While there is a high level of threat from terrorism in the North, there
is equally a high level of threat from kidnapping and armed robbery
throughout the country. Other armed attacks targeting oil and gas
facilities, ships and oil rigs at sea off the coast of the Niger Delta
region are also threatening Nigeria’s economic lifeline. A hate-fuelled
religious ideology has placed Nigeria in the bloc of malevolent states
such as Afghanistan, Pakistan, Yemen and Iraq where life is “short,
nasty and brutish.” In the last two weeks, more than 300 Nigerians have
been murdered, including at least 50 students killed in their sleep on
Sunday in Gujba, Yobe State. Now our tears fall silently as we no longer
publicly mourn the dead.
Though burdened by her own leadership
deficit, it will be too simplistic and perhaps uncharitable to blame
President Jonathan for Nigeria’s litany of failures. Ruled mostly by
military and political predators since the Ibrahim Babangida government
of August 27, 1985, Nigeria has become notorious for everything
obnoxious and deficit in everything virtuous. The woeful inefficiencies
of many Nigerian institutions are easily traceable to an obscene culture
of corruption elevated to a state art during the Babangida regime’s
nine unbroken years of ruthless pillaging. This was immediately followed
by other venal rulers, especially the Sani Abacha criminal gang that
reportedly stole $4.3 billion and still counting from the national
treasury during his four and a half years in power.

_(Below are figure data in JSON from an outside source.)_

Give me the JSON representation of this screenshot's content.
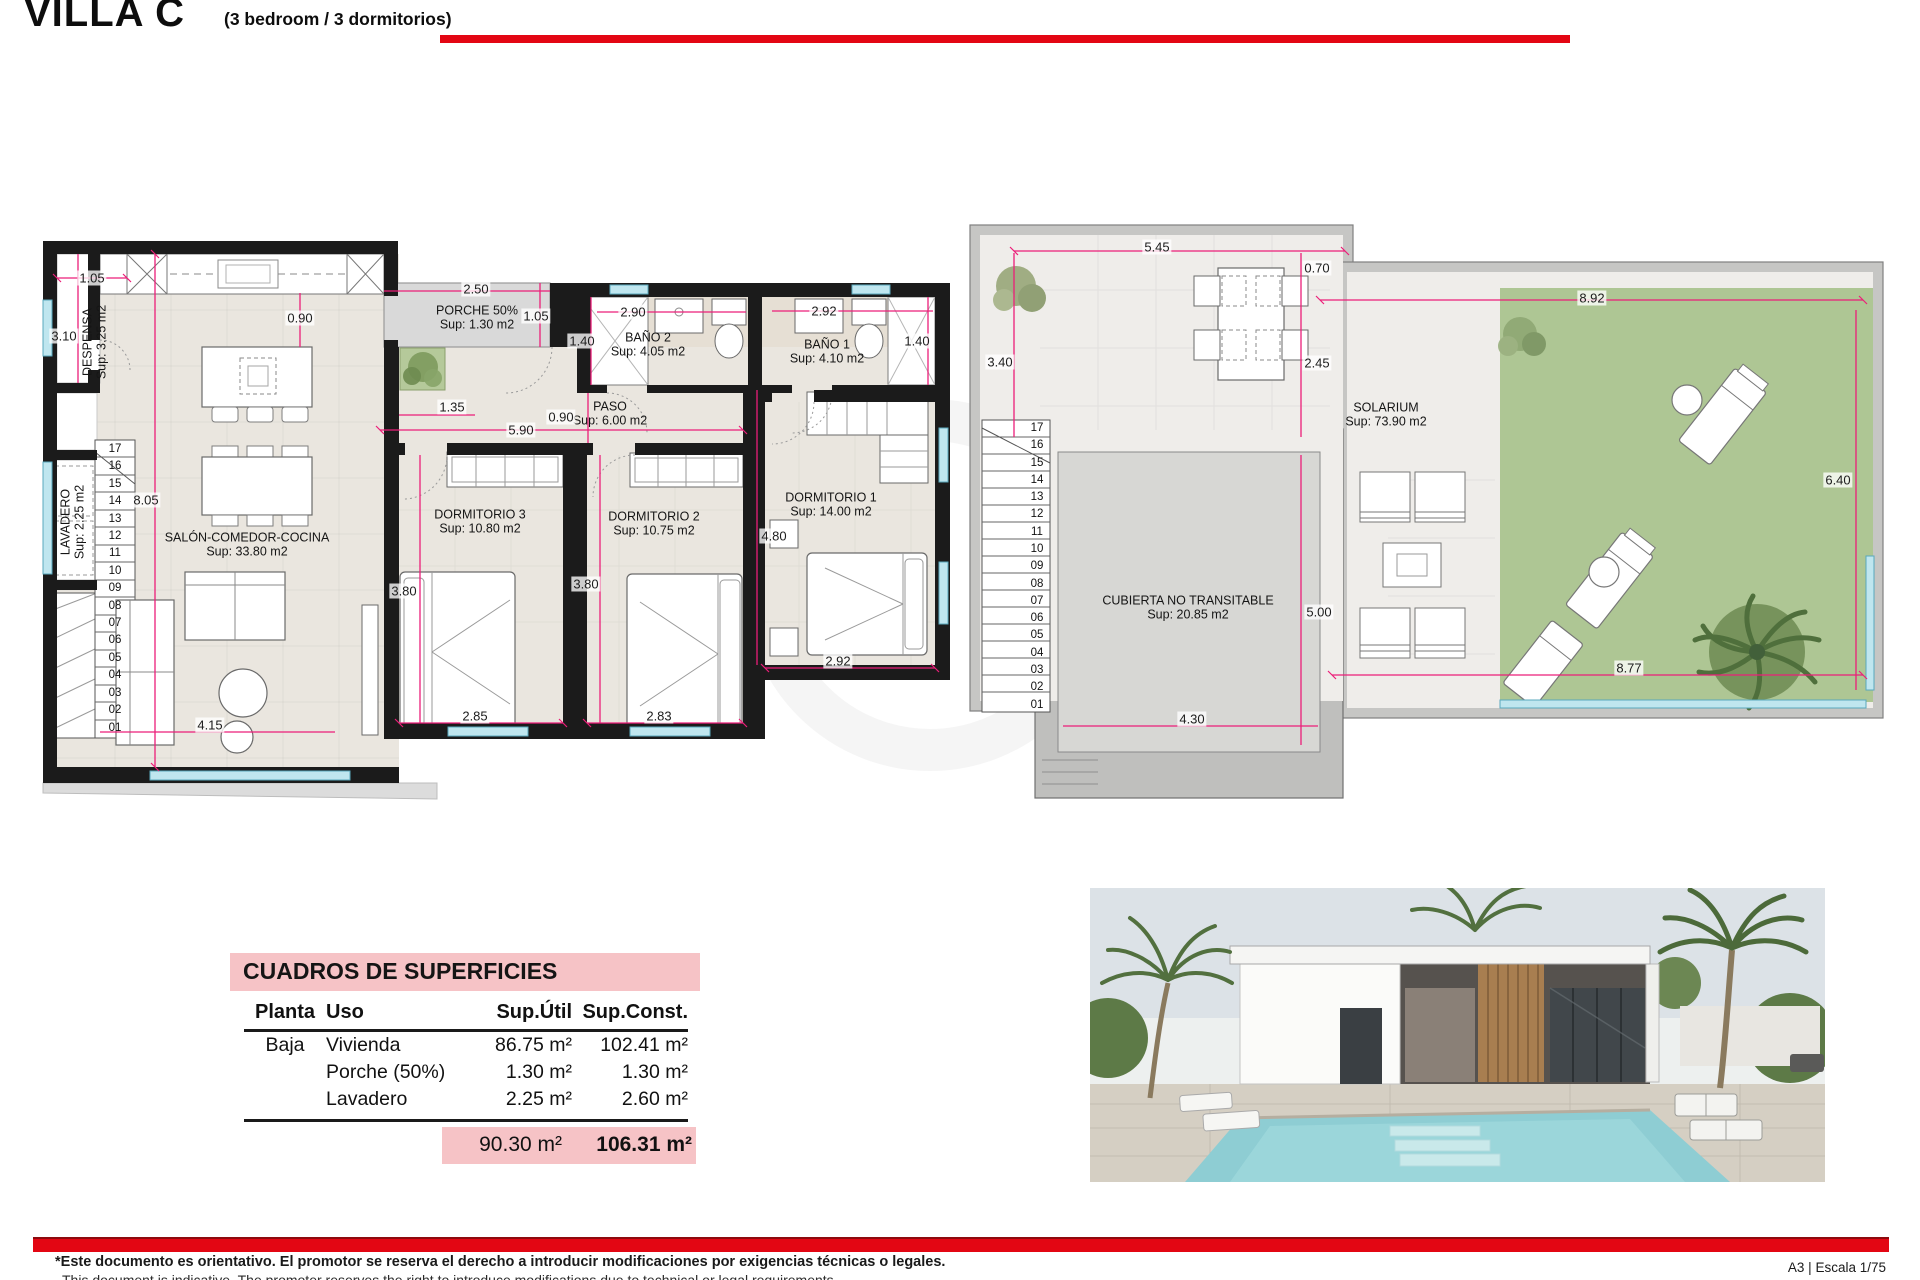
{
  "header": {
    "title": "VILLA C",
    "subtitle": "(3 bedroom / 3 dormitorios)"
  },
  "colors": {
    "accent_red": "#E30613",
    "dimension_pink": "#EC1E79",
    "table_pink": "#F6C3C6",
    "wall_black": "#1B1B1B",
    "floor_beige": "#EAE6DF",
    "porch_gray": "#D9D9D9",
    "grass_green": "#AEC694",
    "roof_gray": "#C6C6C4",
    "window_cyan": "#BFE6EF"
  },
  "ground_floor": {
    "rooms": {
      "despensa": {
        "name": "DESPENSA",
        "area": "Sup: 3.25 m2"
      },
      "salon": {
        "name": "SALÓN-COMEDOR-COCINA",
        "area": "Sup: 33.80 m2"
      },
      "lavadero": {
        "name": "LAVADERO",
        "area": "Sup: 2.25 m2"
      },
      "porche": {
        "name": "PORCHE 50%",
        "area": "Sup: 1.30 m2"
      },
      "paso": {
        "name": "PASO",
        "area": "Sup: 6.00 m2"
      },
      "bano2": {
        "name": "BAÑO 2",
        "area": "Sup: 4.05 m2"
      },
      "bano1": {
        "name": "BAÑO 1",
        "area": "Sup: 4.10 m2"
      },
      "dormitorio3": {
        "name": "DORMITORIO 3",
        "area": "Sup: 10.80 m2"
      },
      "dormitorio2": {
        "name": "DORMITORIO 2",
        "area": "Sup: 10.75 m2"
      },
      "dormitorio1": {
        "name": "DORMITORIO 1",
        "area": "Sup: 14.00 m2"
      }
    },
    "dims": [
      "1.05",
      "3.10",
      "0.90",
      "2.50",
      "1.05",
      "1.40",
      "2.90",
      "2.92",
      "1.40",
      "1.35",
      "0.90",
      "5.90",
      "8.05",
      "3.80",
      "3.80",
      "4.80",
      "2.85",
      "2.83",
      "2.92",
      "4.15"
    ],
    "stair_numbers": [
      "17",
      "16",
      "15",
      "14",
      "13",
      "12",
      "11",
      "10",
      "09",
      "08",
      "07",
      "06",
      "05",
      "04",
      "03",
      "02",
      "01"
    ]
  },
  "roof": {
    "rooms": {
      "solarium": {
        "name": "SOLARIUM",
        "area": "Sup: 73.90 m2"
      },
      "cubierta": {
        "name": "CUBIERTA NO TRANSITABLE",
        "area": "Sup: 20.85 m2"
      }
    },
    "dims": [
      "5.45",
      "0.70",
      "3.40",
      "2.45",
      "8.92",
      "6.40",
      "5.00",
      "4.30",
      "8.77"
    ],
    "stair_numbers": [
      "17",
      "16",
      "15",
      "14",
      "13",
      "12",
      "11",
      "10",
      "09",
      "08",
      "07",
      "06",
      "05",
      "04",
      "03",
      "02",
      "01"
    ]
  },
  "surface_table": {
    "title": "CUADROS DE SUPERFICIES",
    "columns": [
      "Planta",
      "Uso",
      "Sup.Útil",
      "Sup.Const."
    ],
    "rows": [
      {
        "planta": "Baja",
        "uso": "Vivienda",
        "util": "86.75 m²",
        "const": "102.41 m²"
      },
      {
        "planta": "",
        "uso": "Porche (50%)",
        "util": "1.30 m²",
        "const": "1.30 m²"
      },
      {
        "planta": "",
        "uso": "Lavadero",
        "util": "2.25 m²",
        "const": "2.60 m²"
      }
    ],
    "total_util": "90.30 m²",
    "total_const": "106.31 m²"
  },
  "footer": {
    "disclaimer_es": "*Este documento es orientativo. El promotor se reserva el derecho a introducir modificaciones por exigencias técnicas o legales.",
    "disclaimer_en": "This document is indicative. The promoter reserves the right to introduce modifications due to technical or legal requirements.",
    "sheet_info": "A3 | Escala 1/75"
  }
}
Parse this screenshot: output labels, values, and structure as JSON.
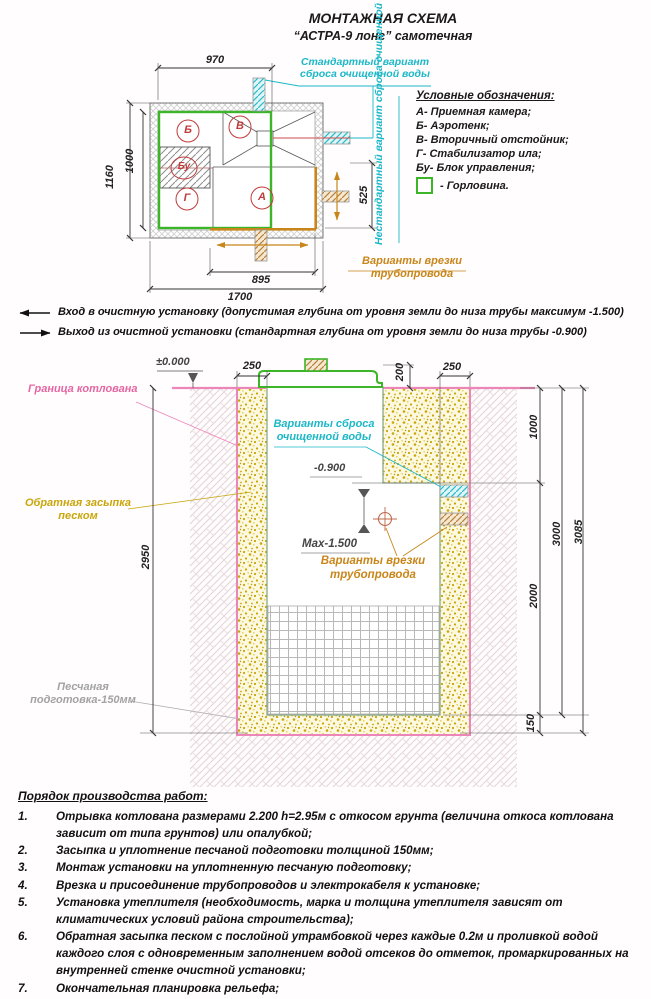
{
  "title": {
    "line1": "МОНТАЖНАЯ СХЕМА",
    "line2": "“АСТРА-9 лонг” самотечная"
  },
  "plan": {
    "dim_top": "970",
    "dim_left_outer": "1160",
    "dim_left_inner": "1000",
    "dim_right": "525",
    "dim_bottom_inner": "895",
    "dim_bottom_outer": "1700",
    "compartments": {
      "a": "А",
      "b": "Б",
      "v": "В",
      "g": "Г",
      "bu": "Бу"
    },
    "standard_discharge": "Стандартный вариант\nсброса очищенной воды",
    "nonstandard_discharge": "Нестандартный вариант\nсброса очищенной воды",
    "pipe_insertion": "Варианты врезки\nтрубопровода"
  },
  "legend": {
    "title": "Условные обозначения:",
    "items": [
      "А- Приемная камера;",
      "Б- Аэротенк;",
      "В- Вторичный отстойник;",
      "Г- Стабилизатор ила;",
      "Бу- Блок управления;"
    ],
    "neck": "- Горловина."
  },
  "io_notes": {
    "inlet": "Вход в очистную установку (допустимая глубина от уровня земли до низа трубы максимум -1.500)",
    "outlet": "Выход из очистной установки (стандартная глубина от уровня земли до низа трубы -0.900)"
  },
  "section": {
    "level_zero": "±0.000",
    "level_discharge": "-0.900",
    "level_max": "Max-1.500",
    "pit_boundary": "Граница котлована",
    "backfill": "Обратная засыпка\nпеском",
    "sand_prep": "Песчаная\nподготовка-150мм",
    "discharge_options": "Варианты сброса\nочищенной воды",
    "pipe_insertion": "Варианты врезки\nтрубопровода",
    "dim_left_sand": "250",
    "dim_lid_height": "200",
    "dim_right_sand": "250",
    "dim_depth_900": "1000",
    "dim_body": "2000",
    "dim_tank": "3000",
    "dim_total": "3085",
    "dim_sand_layer": "150",
    "dim_pit_depth": "2950"
  },
  "procedure": {
    "title": "Порядок производства работ:",
    "items": [
      {
        "n": "1.",
        "t": "Отрывка котлована размерами 2.200 h=2.95м с откосом грунта (величина откоса котлована зависит от типа грунтов) или опалубкой;"
      },
      {
        "n": "2.",
        "t": "Засыпка и уплотнение песчаной подготовки толщиной 150мм;"
      },
      {
        "n": "3.",
        "t": "Монтаж установки на уплотненную песчаную подготовку;"
      },
      {
        "n": "4.",
        "t": "Врезка и присоединение трубопроводов и электрокабеля к установке;"
      },
      {
        "n": "5.",
        "t": "Установка утеплителя (необходимость, марка и толщина утеплителя зависят от климатических условий района строительства);"
      },
      {
        "n": "6.",
        "t": "Обратная засыпка песком с послойной утрамбовкой через каждые 0.2м и проливкой водой каждого слоя с одновременным заполнением водой отсеков до отметок, промаркированных на внутренней стенке очистной установки;"
      },
      {
        "n": "7.",
        "t": "Окончательная планировка рельефа;"
      },
      {
        "n": "8.",
        "t": "Запуск очистной установки в эксплуатацию."
      }
    ]
  },
  "colors": {
    "green": "#3db529",
    "cyan": "#1cb8c8",
    "orange": "#c8861a",
    "pink": "#e566a3",
    "red": "#c23b3b",
    "sand": "#c9a60b",
    "gray": "#a3a3a3"
  }
}
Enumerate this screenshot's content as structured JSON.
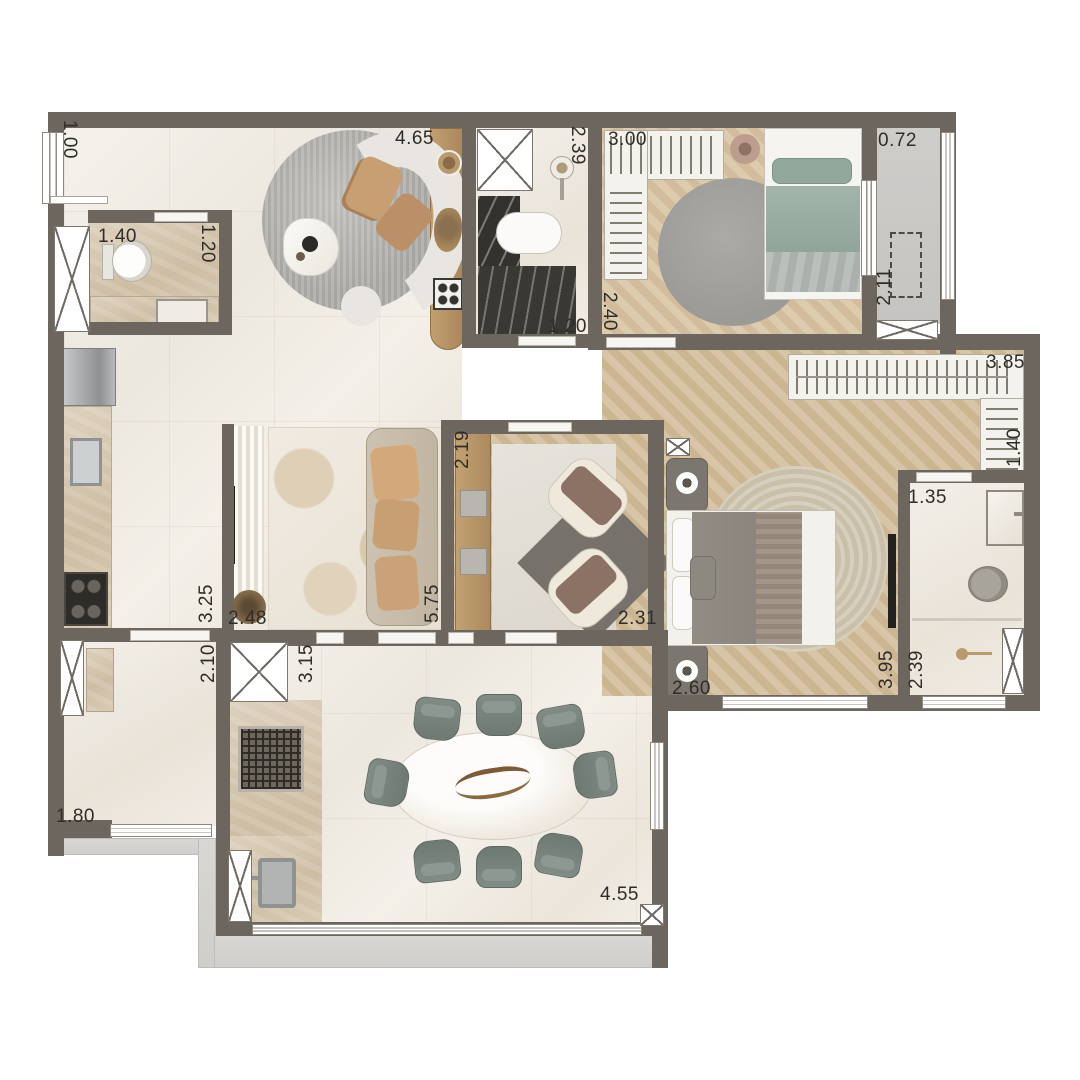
{
  "plan": {
    "type": "apartment-floor-plan-top-view",
    "dimension_labels": [
      {
        "text": "1.00"
      },
      {
        "text": "1.40"
      },
      {
        "text": "1.20"
      },
      {
        "text": "4.65"
      },
      {
        "text": "2.39"
      },
      {
        "text": "3.00"
      },
      {
        "text": "0.72"
      },
      {
        "text": "2.11"
      },
      {
        "text": "2.40"
      },
      {
        "text": "1.20"
      },
      {
        "text": "3.85"
      },
      {
        "text": "1.40"
      },
      {
        "text": "1.35"
      },
      {
        "text": "2.19"
      },
      {
        "text": "3.25"
      },
      {
        "text": "2.48"
      },
      {
        "text": "5.75"
      },
      {
        "text": "2.31"
      },
      {
        "text": "2.10"
      },
      {
        "text": "3.15"
      },
      {
        "text": "2.60"
      },
      {
        "text": "3.95"
      },
      {
        "text": "2.39"
      },
      {
        "text": "1.80"
      },
      {
        "text": "4.55"
      }
    ],
    "colors": {
      "wall": "#6c665f",
      "marble_floor": "#f1ede6",
      "herringbone_wood": "#d3c0a1",
      "travertine": "#d6c9b3",
      "terrace_concrete": "#d5d4d1",
      "sage_bedding": "#9fb2a7",
      "tan_upholstery": "#c89e73",
      "dining_chair": "#7b857f",
      "dark_stone_counter": "#34322e"
    }
  }
}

Every government since then has upped
the stake. It is estimated that these crooked rulers helped themselves
to about $500 billion between 1960 and now. Corruption has, indeed,
brought the economy to the edge of ruin. Yet, national monuments named
after these felonious rulers that dot Nigeria’s landscape are stark but
grim reminders of a soulless and morally bankrupt society. This is a
land where thieves are celebrated even in religious gatherings.
Right from the tragic “mistake” of
the 1914 amalgamation through the gruesome civil strife that raged
between 1967 and 1970 and 28 (staggered) years of military rule, our
attempts to forge a united and prosperous nation have not worked. Also,
since 1960, the country has always been on a political knife-edge at
every election year. While the controversial 1964 Federal elections and
1965 Western Regional poll sounded the death knell for the collapse of
the First Republic, the flawed 1983 presidential election became a handy
excuse for the military to sack the Second Republic on December 31,
1983. Presidential elections in 1993, 2007 and 2011 brought their own
measures of bloodshed. Yet, as another national election year
approaches, Nigeria’s ever fractious politicians are locked in another
destructive argument of where the next president should come from and
not how to rescue a sinking country. This is, to put it mildly, a dire
situation.
What is to be done? How to avoid an
explosive Balkanisation of the country should immediately attract the
attention of our pretending rulers. Since most of our awful national
indicators can be directly linked to public corruption, Jonathan should
stop his political shenanigans and frontally tackle fraud. We have also
consistently made the case for a holistic re-engineering of this failed
political structure. Time is, indeed, running out.